11 thoughts on “Nimrodel? Chop off the last two letters, then you’re on target.

  1. I got the rep to enter lorian but didn’t realize you have to talk to the NPC to get the trait that grants you access. Arrows flew at me from all directions & my poor dwarf RK was killed.

  2. Just wait till you get into Lothlorien. Those Elves are all worried about nasty orcs and goblins so they ask you to spend several days meditating, collecting flowers and singing to trees because that will surely fix it.

  3. Just don’t go past any sentinels…they should give you some text warning about not entering. As for the rep gating, well, it makes sense. Lothlorien didn’t admit any old stranger and this is a way to acknowledge the books.

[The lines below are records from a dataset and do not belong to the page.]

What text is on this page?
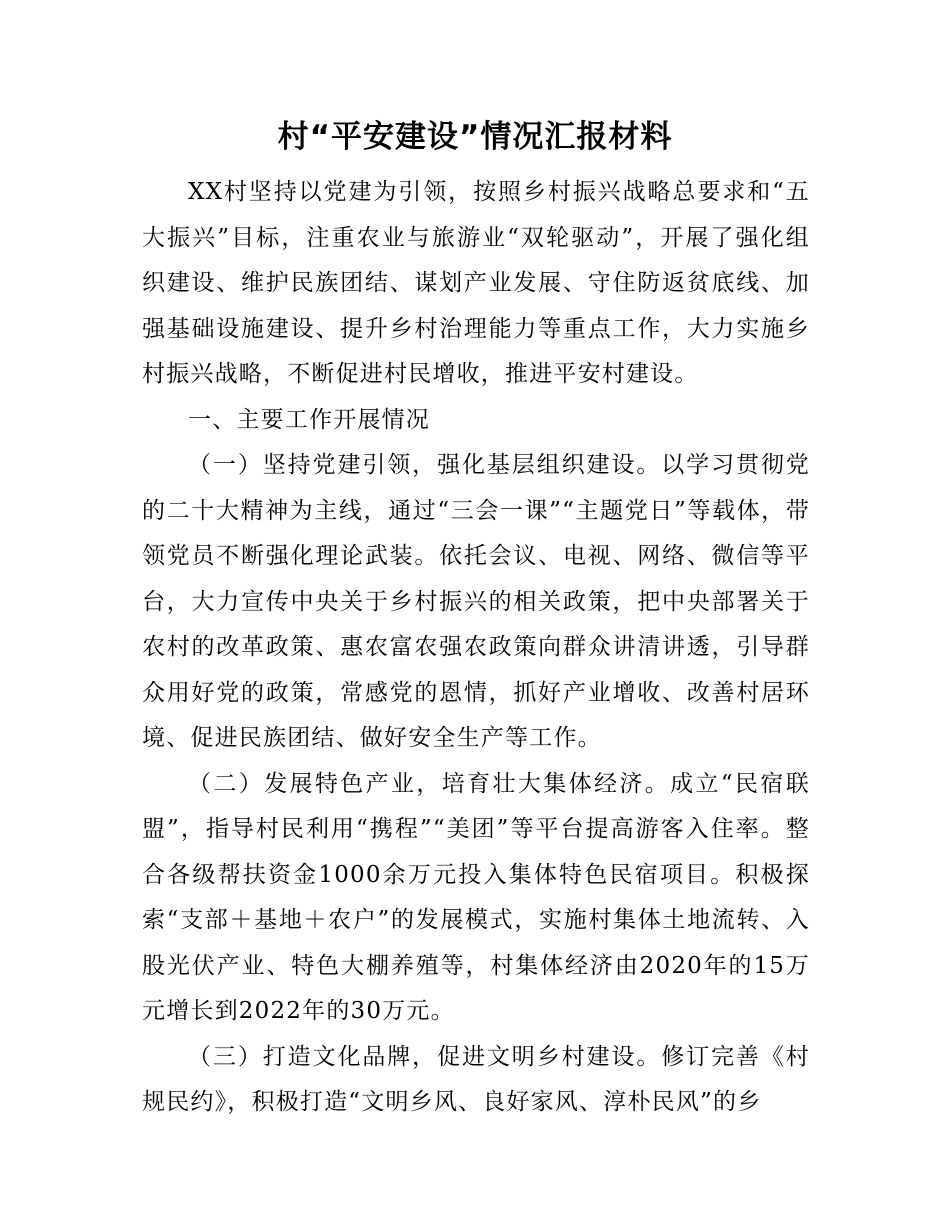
村“平安建设”情况汇报材料

XX村坚持以党建为引领，按照乡村振兴战略总要求和“五大振兴”目标，注重农业与旅游业“双轮驱动”，开展了强化组织建设、维护民族团结、谋划产业发展、守住防返贫底线、加强基础设施建设、提升乡村治理能力等重点工作，大力实施乡村振兴战略，不断促进村民增收，推进平安村建设。

一、主要工作开展情况

（一）坚持党建引领，强化基层组织建设。以学习贯彻党的二十大精神为主线，通过“三会一课”“主题党日”等载体，带领党员不断强化理论武装。依托会议、电视、网络、微信等平台，大力宣传中央关于乡村振兴的相关政策，把中央部署关于农村的改革政策、惠农富农强农政策向群众讲清讲透，引导群众用好党的政策，常感党的恩情，抓好产业增收、改善村居环境、促进民族团结、做好安全生产等工作。

（二）发展特色产业，培育壮大集体经济。成立“民宿联盟”，指导村民利用“携程”“美团”等平台提高游客入住率。整合各级帮扶资金1000余万元投入集体特色民宿项目。积极探索“支部＋基地＋农户”的发展模式，实施村集体土地流转、入股光伏产业、特色大棚养殖等，村集体经济由2020年的15万元增长到2022年的30万元。

（三）打造文化品牌，促进文明乡村建设。修订完善《村规民约》，积极打造“文明乡风、良好家风、淳朴民风”的乡
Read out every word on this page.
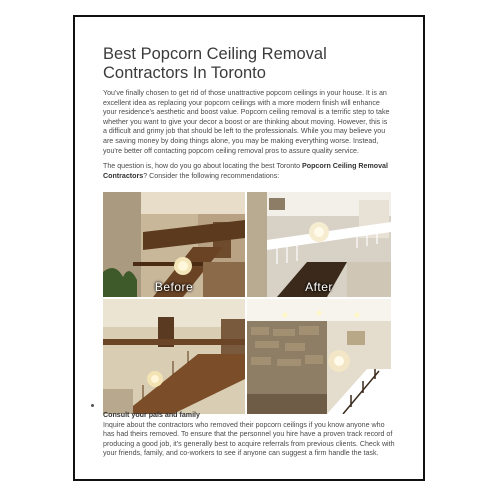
Best Popcorn Ceiling Removal Contractors In Toronto

You've finally chosen to get rid of those unattractive popcorn ceilings in your house. It is an excellent idea as replacing your popcorn ceilings with a more modern finish will enhance your residence's aesthetic and boost value. Popcorn ceiling removal is a terrific step to take whether you want to give your decor a boost or are thinking about moving. However, this is a difficult and grimy job that should be left to the professionals. While you may believe you are saving money by doing things alone, you may be making everything worse. Instead, you're better off contacting popcorn ceiling removal pros to assure quality service.

The question is, how do you go about locating the best Toronto Popcorn Ceiling Removal Contractors? Consider the following recommendations:

Before	After

Consult your pals and family

Inquire about the contractors who removed their popcorn ceilings if you know anyone who has had theirs removed. To ensure that the personnel you hire have a proven track record of producing a good job, it's generally best to acquire referrals from previous clients. Check with your friends, family, and co-workers to see if anyone can suggest a firm handle the task.
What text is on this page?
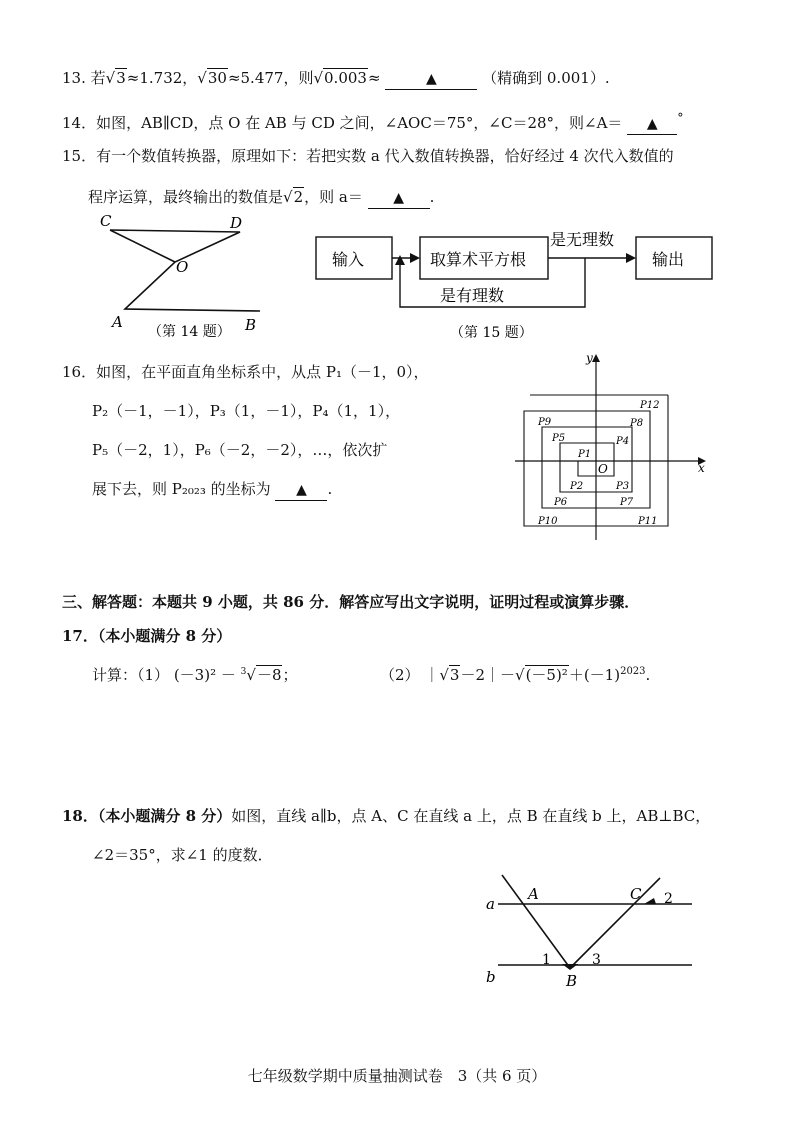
13. 若√3≈1.732，√30≈5.477，则√0.003≈	▲	（精确到 0.001）.
14．如图，AB∥CD，点 O 在 AB 与 CD 之间，∠AOC＝75°，∠C＝28°，则∠A＝ ▲ °
15．有一个数值转换器，原理如下：若把实数 a 代入数值转换器，恰好经过 4 次代入数值的
程序运算，最终输出的数值是√2，则 a＝ ▲ .
C	D
O
A	B
（第 14 题）
输入	取算术平方根
是无理数
输出
是有理数
（第 15 题）
16．如图，在平面直角坐标系中，从点 P₁（－1，0），
P₂（－1，－1），P₃（1，－1），P₄（1，1），
P₅（－2，1），P₆（－2，－2），…，依次扩
展下去，则 P₂₀₂₃ 的坐标为 ▲ .
x
y
O
P1
P2	P3
P4
P5
P6	P7
P8
P9
P10	P11
P12
三、解答题：本题共 9 小题，共 86 分．解答应写出文字说明，证明过程或演算步骤．
17．（本小题满分 8 分）
计算：（1） (－3)² － $^3$√－8；	（2） $|√3-2|-√(-5)^2+(-1)^{2023}$.
18．（本小题满分 8 分）如图，直线 a∥b，点 A、C 在直线 a 上，点 B 在直线 b 上，AB⊥BC，
∠2＝35°，求∠1 的度数．
a
b
A	C
B
1
2
3
七年级数学期中质量抽测试卷　3（共 6 页）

I don’t mind having to work to get into Lothlorien and Caras, especially as it’s an xp goldmine.

  4. Yes, there should be an option to side with Sauron or at least enforce the historical hatred of dwarves vs the tree-huggers

    Strongly suggest reading “Giantslayer” and “Elfslayer”, in the Gotrek & Felix series for some good ole elf hating

  5. lol, you actually make it sound as if I should try this game sometime. I have a friend that’s been nagging me forever, but I keep telling him I don’t like hobbits. but in the absence of any other options…just tell me one thing, do you have to fight worms in this game??

  6. @Syl-Yes there are worms.

    @Syp-FYI if you complete the epic quest 2.6.8 you automatically are given enough Lothlorien rep to enter it. So if you do the Moria epic quests up to that point before leaving Moria you won’t have to do the rep grind.

  7. If it makes you feel any better, once you are allowed access to Lothlorien you will find it was worth it. To me it is once of the most beautiful areas in all of Lotro.

    And yes, after I finally was leave Moria it was like a breath of fresh air. And when someone told me to go back into Moria I said, “you need to go jump in a lake”.

  8. The best is that you can actually be an ELF CHARACTER and select the “from Lorien” racial background and your OWN PEOPLE will still shoot you dead for attempting to come home.